Now, with his business in full flow, Mr Eazi is looking to finally prioritise his own music too.
“It’s like I’m in the process again because I haven’t done this in a while — this whole press thing. I mean I’ve put out songs with J Balvin, Nicki Minaj, Major Lazer but it wasn’t as serious because it wasn’t leading up to a project or anything. So this feeling is different, it’s taking me back to when I was about to put out my last mixtape and having to put out the singles and the campaign and when I was pushing (the singles) Property or Pour Me Water or London Town.”
That was four years ago, and he hasn’t dropped a full body of work since.
It’s been about a month since Mr Eazi released his latest single, Legalize. This single isn’t just one of the numerous he’s released over the past few years, it’s the first single leading towards his upcoming debut album. After two hugely successful EPs, he says this feels like the right time to take a step into a full on album.
“You know sometimes you just get to the point where you feel like now is the time. You just know, you just feel it. There’s no way to explain it. Everyday I lean towards it. Last week when I was in Paris I was shooting the fourth video from the album so that was when it hit me like, ‘Wow you’ve shot four videos.’ It’s gone from ideation, from Kel P saying, ‘Eazi, let’s make an album’ last year February, to recording all those songs. And I’m still recording.”

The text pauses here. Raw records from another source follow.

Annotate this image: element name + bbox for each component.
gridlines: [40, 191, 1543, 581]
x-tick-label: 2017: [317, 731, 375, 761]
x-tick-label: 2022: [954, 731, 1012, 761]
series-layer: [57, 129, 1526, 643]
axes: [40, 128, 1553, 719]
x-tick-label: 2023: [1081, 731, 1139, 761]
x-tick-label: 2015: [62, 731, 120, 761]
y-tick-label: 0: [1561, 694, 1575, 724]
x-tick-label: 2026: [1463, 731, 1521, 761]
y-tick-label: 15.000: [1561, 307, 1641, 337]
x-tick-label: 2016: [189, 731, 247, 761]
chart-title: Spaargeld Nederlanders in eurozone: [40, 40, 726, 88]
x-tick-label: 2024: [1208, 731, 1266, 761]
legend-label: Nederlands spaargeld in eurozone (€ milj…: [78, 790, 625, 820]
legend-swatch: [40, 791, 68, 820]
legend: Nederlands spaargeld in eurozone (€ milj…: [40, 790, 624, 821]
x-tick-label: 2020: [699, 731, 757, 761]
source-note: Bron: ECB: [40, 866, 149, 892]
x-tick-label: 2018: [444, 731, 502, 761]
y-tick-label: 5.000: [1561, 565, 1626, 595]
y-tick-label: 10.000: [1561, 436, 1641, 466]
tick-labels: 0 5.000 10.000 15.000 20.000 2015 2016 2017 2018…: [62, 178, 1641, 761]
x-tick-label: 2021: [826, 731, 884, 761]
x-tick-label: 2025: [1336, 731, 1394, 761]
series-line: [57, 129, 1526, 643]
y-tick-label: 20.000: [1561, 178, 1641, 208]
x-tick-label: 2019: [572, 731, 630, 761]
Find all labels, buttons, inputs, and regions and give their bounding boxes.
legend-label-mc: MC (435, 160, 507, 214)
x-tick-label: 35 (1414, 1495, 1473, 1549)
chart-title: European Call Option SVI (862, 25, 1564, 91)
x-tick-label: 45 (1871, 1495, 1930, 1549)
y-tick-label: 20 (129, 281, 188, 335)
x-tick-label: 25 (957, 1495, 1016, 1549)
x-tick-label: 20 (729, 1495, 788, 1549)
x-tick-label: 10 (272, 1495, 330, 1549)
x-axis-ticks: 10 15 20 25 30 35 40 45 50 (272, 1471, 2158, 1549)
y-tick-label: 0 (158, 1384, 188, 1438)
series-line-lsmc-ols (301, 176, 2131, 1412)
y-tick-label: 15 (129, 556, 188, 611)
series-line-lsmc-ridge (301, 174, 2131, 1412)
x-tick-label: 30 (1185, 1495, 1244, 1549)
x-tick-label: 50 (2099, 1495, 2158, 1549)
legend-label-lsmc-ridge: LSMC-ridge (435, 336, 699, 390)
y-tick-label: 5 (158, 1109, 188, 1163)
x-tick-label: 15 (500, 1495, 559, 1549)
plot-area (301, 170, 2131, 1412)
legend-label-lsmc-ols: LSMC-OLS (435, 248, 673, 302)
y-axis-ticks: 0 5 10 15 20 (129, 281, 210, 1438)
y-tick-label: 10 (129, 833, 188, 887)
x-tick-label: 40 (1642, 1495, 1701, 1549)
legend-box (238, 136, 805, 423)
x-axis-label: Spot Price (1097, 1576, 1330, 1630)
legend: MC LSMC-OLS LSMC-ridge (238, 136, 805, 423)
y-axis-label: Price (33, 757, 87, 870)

Mr Eazi is now in the process of playing around with names for the album. It’s a deeply personal album, he says. When I probe whether by personal he means he’ll be sharing more on his recent engagement to award-winning Nigerian actress Temi Otedola, he responds: “When I say personal, I don’t even just mean like love. I just mean personal in the sense of what I’m talking about. My first single, Legalize, I’m talking about getting engaged to my fiancée, so that’s personal. In the next one I’m talking about realising where I am in life and giving thanks. So it’s linked to this first one because in that one I also make reference to my fiancée. In other songs I’m talking about people that have hurt me. Like 90% of all the songs are real, when I say, ‘I don’t wanna do no carra baby you make me legalize,’ it’s real. I’m talking to my fiancée.”
Over the last couple of years, Mr Eazi’s popularity and reach has expanded far beyond the continent and the diaspora thanks to some calculated features. His most fruitful musical relationship has been with Colombian singer J Balvin, who is one of the best-selling Latin artists in the world.
In 2019 he was featured on Bad Bunny, another huge Latin star, and Balvin’s Afrobeats-leaning hit Como Un Bebe. Today the single is one of the best-selling Afrobeats songs in recent history with well more than 300-million streams worldwide. This success launched Mr Eazi into the Latin market, and he hasn’t looked back since.
He recalls how he was introduced to Balvin through Michael Brown, who produced Legalize. The two connected instantly and, before long, he joined Balvin on tour. “Then we made that record and we put it on him and Bad Bunny’s album,” he explains. “That was the only feature on the album, and that was the first high-level introduction of Reggaeton to Afrobeats ever. This was it, that was the moment that kind of opened the door.”
As follow-ups to his two projects, Accra to Lagos and Lagos to London, Mr Eazi previously teased that his next voyage would see him going from London to Kingston. His two releases before Legalize were the yardi/dancehall songs Falling For You with Blaq Jerzee and Harmonize, and before that, Walangolo with DJ Neptune and Konshens.
“That’s island music,” he says. “Those are songs that would’ve been on maybe London to Kingston, but I didn’t, that’s why you see them dropping like that. Maybe at one point another one will drop with a dancehall DJ, but I didn’t go that route with this album. But the journey now is a mental journey, it’s no more from one place to another. So the sonic direction of this album, I don’t even know how to explain it. There’s a reggae influence — the last song on the is reggae-influenced but it features the Soweto Gospel Choir. Then there’s Legalize which is like afro R&B. Then there’s other songs in between. All the songs that I’m making now are real to me. Everything is the pictures I want to paint.”